McDermott has been awarded with the contract to design offshore jackets in the North Field. Qatar Petroleum recognized the importance of this project as a step forward for the launch of the drilling campaign in 2019.
The offshore facilities will be integrated with three onshore LNG production mega trains. TBY talked to Chiyoda, the company in charge of the front-end engineering and design (FEED) of the trains. Junji Nagasaka, Managing Director of subsidiary Chiyoda Almana stated: “The most important factor behind our bid’s success was our extensive experience in designing and executing complex projects. We know how to organize and manage projects of this size and scale, and that positioned us perfectly in terms of winning the bid.” For Qatargas, Chiyoda’s past experience and success in extensive engineering activities was a safe bet.
Referencing the progress on the mega trains and its impact on the expansion project, majority stakeholder Qatar Petroleum’s CEO Saad Sherida Al-Kaabi said, “This is yet another milestone on the road to implementing one of the most ambitious gas projects in the southern sector of the North Field and starting the first LNG production from the new LNG mega train by the end of 2023.”

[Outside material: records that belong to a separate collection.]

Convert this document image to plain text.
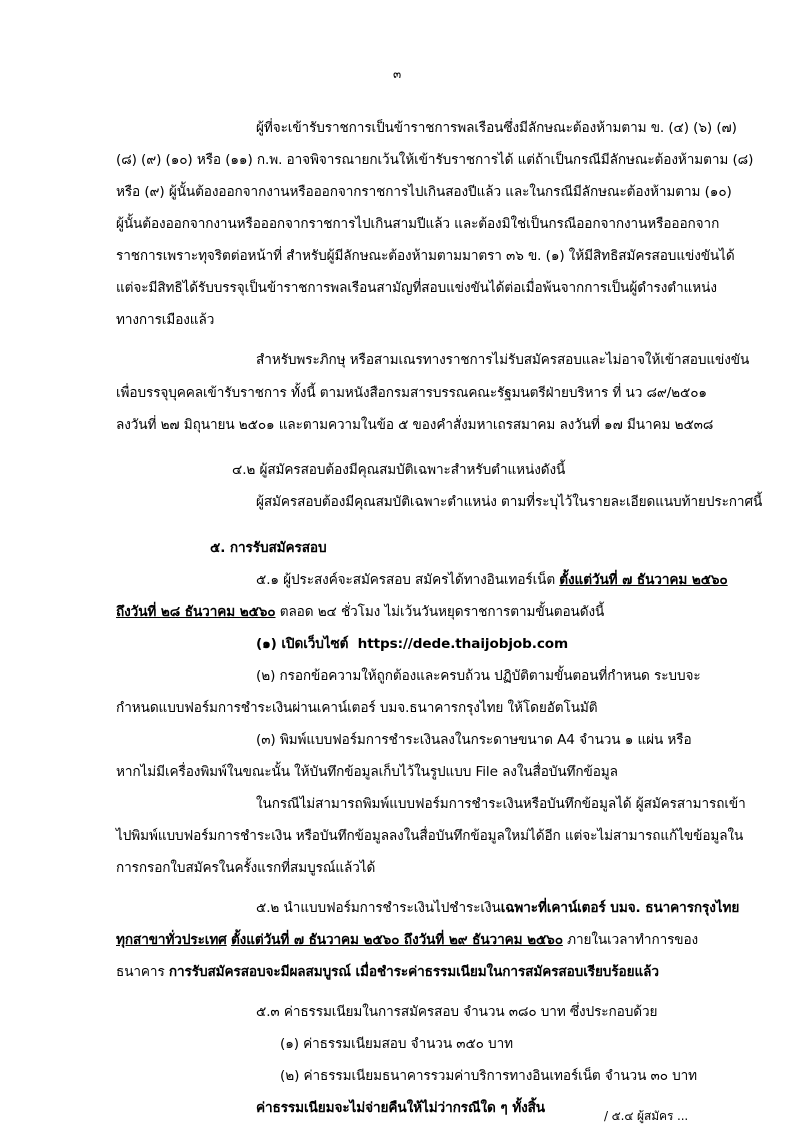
๓
ผู้ที่จะเข้ารับราชการเป็นข้าราชการพลเรือนซึ่งมีลักษณะต้องห้ามตาม ข. (๔) (๖) (๗)
(๘) (๙) (๑๐) หรือ (๑๑) ก.พ. อาจพิจารณายกเว้นให้เข้ารับราชการได้ แต่ถ้าเป็นกรณีมีลักษณะต้องห้ามตาม (๘)
หรือ (๙) ผู้นั้นต้องออกจากงานหรือออกจากราชการไปเกินสองปีแล้ว และในกรณีมีลักษณะต้องห้ามตาม (๑๐)
ผู้นั้นต้องออกจากงานหรือออกจากราชการไปเกินสามปีแล้ว และต้องมิใช่เป็นกรณีออกจากงานหรือออกจาก
ราชการเพราะทุจริตต่อหน้าที่ สำหรับผู้มีลักษณะต้องห้ามตามมาตรา ๓๖ ข. (๑) ให้มีสิทธิสมัครสอบแข่งขันได้
แต่จะมีสิทธิได้รับบรรจุเป็นข้าราชการพลเรือนสามัญที่สอบแข่งขันได้ต่อเมื่อพ้นจากการเป็นผู้ดำรงตำแหน่ง
ทางการเมืองแล้ว
สำหรับพระภิกษุ หรือสามเณรทางราชการไม่รับสมัครสอบและไม่อาจให้เข้าสอบแข่งขัน
เพื่อบรรจุบุคคลเข้ารับราชการ ทั้งนี้ ตามหนังสือกรมสารบรรณคณะรัฐมนตรีฝ่ายบริหาร ที่ นว ๘๙/๒๕๐๑
ลงวันที่ ๒๗ มิถุนายน ๒๕๐๑ และตามความในข้อ ๕ ของคำสั่งมหาเถรสมาคม ลงวันที่ ๑๗ มีนาคม ๒๕๓๘
๔.๒ ผู้สมัครสอบต้องมีคุณสมบัติเฉพาะสำหรับตำแหน่งดังนี้
ผู้สมัครสอบต้องมีคุณสมบัติเฉพาะตำแหน่ง ตามที่ระบุไว้ในรายละเอียดแนบท้ายประกาศนี้
๕. การรับสมัครสอบ
๕.๑ ผู้ประสงค์จะสมัครสอบ สมัครได้ทางอินเทอร์เน็ต ตั้งแต่วันที่ ๗ ธันวาคม ๒๕๖๐
ถึงวันที่ ๒๘ ธันวาคม ๒๕๖๐ ตลอด ๒๔ ชั่วโมง ไม่เว้นวันหยุดราชการตามขั้นตอนดังนี้
(๑) เปิดเว็บไซต์ https://dede.thaijobjob.com
(๒) กรอกข้อความให้ถูกต้องและครบถ้วน ปฏิบัติตามขั้นตอนที่กำหนด ระบบจะ
กำหนดแบบฟอร์มการชำระเงินผ่านเคาน์เตอร์ บมจ.ธนาคารกรุงไทย ให้โดยอัตโนมัติ
(๓) พิมพ์แบบฟอร์มการชำระเงินลงในกระดาษขนาด A4 จำนวน ๑ แผ่น หรือ
หากไม่มีเครื่องพิมพ์ในขณะนั้น ให้บันทึกข้อมูลเก็บไว้ในรูปแบบ File ลงในสื่อบันทึกข้อมูล
ในกรณีไม่สามารถพิมพ์แบบฟอร์มการชำระเงินหรือบันทึกข้อมูลได้ ผู้สมัครสามารถเข้า
ไปพิมพ์แบบฟอร์มการชำระเงิน หรือบันทึกข้อมูลลงในสื่อบันทึกข้อมูลใหม่ได้อีก แต่จะไม่สามารถแก้ไขข้อมูลใน
การกรอกใบสมัครในครั้งแรกที่สมบูรณ์แล้วได้
๕.๒ นำแบบฟอร์มการชำระเงินไปชำระเงินเฉพาะที่เคาน์เตอร์ บมจ. ธนาคารกรุงไทย
ทุกสาขาทั่วประเทศ ตั้งแต่วันที่ ๗ ธันวาคม ๒๕๖๐ ถึงวันที่ ๒๙ ธันวาคม ๒๕๖๐ ภายในเวลาทำการของ
ธนาคาร การรับสมัครสอบจะมีผลสมบูรณ์ เมื่อชำระค่าธรรมเนียมในการสมัครสอบเรียบร้อยแล้ว
๕.๓ ค่าธรรมเนียมในการสมัครสอบ จำนวน ๓๘๐ บาท ซึ่งประกอบด้วย
(๑) ค่าธรรมเนียมสอบ จำนวน ๓๕๐ บาท
(๒) ค่าธรรมเนียมธนาคารรวมค่าบริการทางอินเทอร์เน็ต จำนวน ๓๐ บาท
ค่าธรรมเนียมจะไม่จ่ายคืนให้ไม่ว่ากรณีใด ๆ ทั้งสิ้น	/ ๕.๔ ผู้สมัคร ...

This move by Qatar comes as a strategic step to secure the country’s leading position in the international LNG market. Although competition will increase, especially taking into account investments in facilities from other suppliers such as Australia, Qatari gas will still remain competitive given the experience of the country in producing and exporting, and its considerable market share. Also, given the fact that Qatar is able to increase gas output at a lower cost than competitors, the country is likely to remain the market leader for the next decade.
Even though the gas market is well supplied at the moment and prices are low, there will be new increased demand by the time Qatar starts commercializing its new output. “By the time new capacity is commissioned in 5-7 years’ time, new pre-FID LNG supply is likely to be required in the global market”, said Giles Farrer, research director of global gas and LNG supply at Wood Mackenzie.